The U.S. military yesterday confirmed the civilian deaths but gave few other details of the Army gunship attack.

The bloodshed also points to the wider complications for U.S.-led offensives against insurgents in populated areas: As the firepower increases, so do the risks of claiming innocent lives, and each such death frays the crucial alliances between the Pentagon and new Sunni allies known as Awakening Councils.

It was one of these groups that apparently was caught in the clash near Iskandariyah, 30 miles south of Baghdad - an area where U.S.-led forces stepped up an air and ground assault last month against al-Qaeda in Iraq footholds.

A farmer who lives nearby said the Americans retaliated after a mortar attack against a convoy as it passed a checkpoint manned by Awakening Council fighters.

The soldiers apparently thought the barrage came from the Awakening Council fighters, who fled to a nearby house, Issa Mahdi said.

"After a while, U.S. helicopters arrived and bombarded the house where the Awakening members were hiding," he said.

Abu Abeer, who said he was guarding a post nearby when the attack occurred, alleged that the helicopters targeted anyone near the house, in the village of Tal al-Samar. "It was a crime and it shows the Americans' disrespect for Iraqi blood," he said.

The U.S. military said only that a child and eight other civilians were killed and that three others, including two children, were wounded as U.S. troops pursued suspected al-Qaeda in Iraq fighters.

Lt. Col. James Hutton, a military spokesman in Baghdad, said the strike involved Army helicopters and no American casualties were reported.

U.S. officers met with a local sheikh representing local citizens and expressed condolences to the families of those killed, according to a brief e-mailed statement.

Some Sunni leaders worry about future cracks in Sunni cooperation with U.S. forces, which the Pentagon credits as a key reason behind a sharp drop in violence in recent months around Iraq.

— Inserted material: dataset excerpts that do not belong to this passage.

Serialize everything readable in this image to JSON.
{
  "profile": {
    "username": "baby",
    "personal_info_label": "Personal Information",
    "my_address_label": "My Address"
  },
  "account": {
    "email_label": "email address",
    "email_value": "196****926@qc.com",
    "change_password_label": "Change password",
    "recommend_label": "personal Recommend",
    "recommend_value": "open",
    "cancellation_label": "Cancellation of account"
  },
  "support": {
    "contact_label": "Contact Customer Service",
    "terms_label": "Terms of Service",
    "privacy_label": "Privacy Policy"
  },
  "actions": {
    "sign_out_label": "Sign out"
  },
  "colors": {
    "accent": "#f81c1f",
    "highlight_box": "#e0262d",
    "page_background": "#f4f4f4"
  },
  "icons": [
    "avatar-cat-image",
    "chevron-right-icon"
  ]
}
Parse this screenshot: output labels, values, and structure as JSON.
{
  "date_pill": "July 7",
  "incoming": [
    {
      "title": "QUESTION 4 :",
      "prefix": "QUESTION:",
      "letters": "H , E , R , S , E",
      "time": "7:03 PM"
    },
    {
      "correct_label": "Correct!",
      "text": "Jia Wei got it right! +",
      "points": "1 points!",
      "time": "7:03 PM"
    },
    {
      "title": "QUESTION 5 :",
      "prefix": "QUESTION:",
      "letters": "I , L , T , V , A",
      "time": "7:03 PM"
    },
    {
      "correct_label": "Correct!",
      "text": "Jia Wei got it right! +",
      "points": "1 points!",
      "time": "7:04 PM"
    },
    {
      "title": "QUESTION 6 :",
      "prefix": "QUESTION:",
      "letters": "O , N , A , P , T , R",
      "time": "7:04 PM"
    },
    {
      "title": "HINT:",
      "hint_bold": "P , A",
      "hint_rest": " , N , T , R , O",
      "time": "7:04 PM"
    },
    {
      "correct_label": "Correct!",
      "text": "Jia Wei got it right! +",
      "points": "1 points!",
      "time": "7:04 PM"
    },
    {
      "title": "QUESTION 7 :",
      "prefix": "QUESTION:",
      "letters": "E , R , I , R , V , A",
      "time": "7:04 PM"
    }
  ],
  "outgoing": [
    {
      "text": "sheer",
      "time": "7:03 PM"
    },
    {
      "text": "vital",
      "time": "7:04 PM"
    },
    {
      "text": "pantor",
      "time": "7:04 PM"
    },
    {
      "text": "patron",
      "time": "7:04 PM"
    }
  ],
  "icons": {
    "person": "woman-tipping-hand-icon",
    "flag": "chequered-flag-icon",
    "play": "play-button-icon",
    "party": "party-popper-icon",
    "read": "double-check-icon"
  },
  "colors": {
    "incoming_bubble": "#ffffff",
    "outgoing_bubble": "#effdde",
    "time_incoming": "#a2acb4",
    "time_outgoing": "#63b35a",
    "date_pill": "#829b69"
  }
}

"Al-Qaeda could exploit such mistrust in order to win back some Awakening Council members who defected from it," Sunni lawmaker Salman al-Jumaili said.

"I think that the Awakening Council members have served their country in the best way," he said, "and any attempt to hurt them, even if it is by mistake, could endanger the political process in the country."

In November, a leader of one of the Awakening Councils said U.S. soldiers killed dozens of his fighters during a 12-hour battle north of Baghdad. The U.S. military acknowledged killing 25 men but said the men were insurgents "in the target area" where al-Qaeda in Iraq fighters were believed to be hiding.

The U.S. military investigated the incident, but the two versions of events were never reconciled.

A month later, the U.S. military said its forces accidentally killed two people in Baqubah, northeast of Baghdad. One was later identified as an Awakening Council member.

Turks Renew Kurdish Attacks

Turkish warplanes

launched attacks against Kurdish rebel targets in northern Iraq yesterday

as part of a campaign, tacitly backed by Washington, to chip away at guerrilla strength

without a ground offensive across the border.

The planes hit 70

targets that were "detected and verified by intelligence sources," the Turkish military said in a possible reference to U.S. intelligence it is receiving. It was the fifth such strike this year.

Two Sunni blocs

joined forces in Iraq's parliament yesterday to push to amend a new law that would allow thousands of mostly Sunni officials from the Saddam Hussein era access to government jobs, because it could also enable the majority Shiite government to dismiss thousands of others already holding government jobs.

The measure,

issued a day earlier by the Iraqi Presidency Council, is the first of 18 U.S.-endorsed reforms to make headway.

But Sunni leaders

have expressed concerns about a clause that calls for the dismissal of 7,000 former security agents under Hussein who still hold government jobs.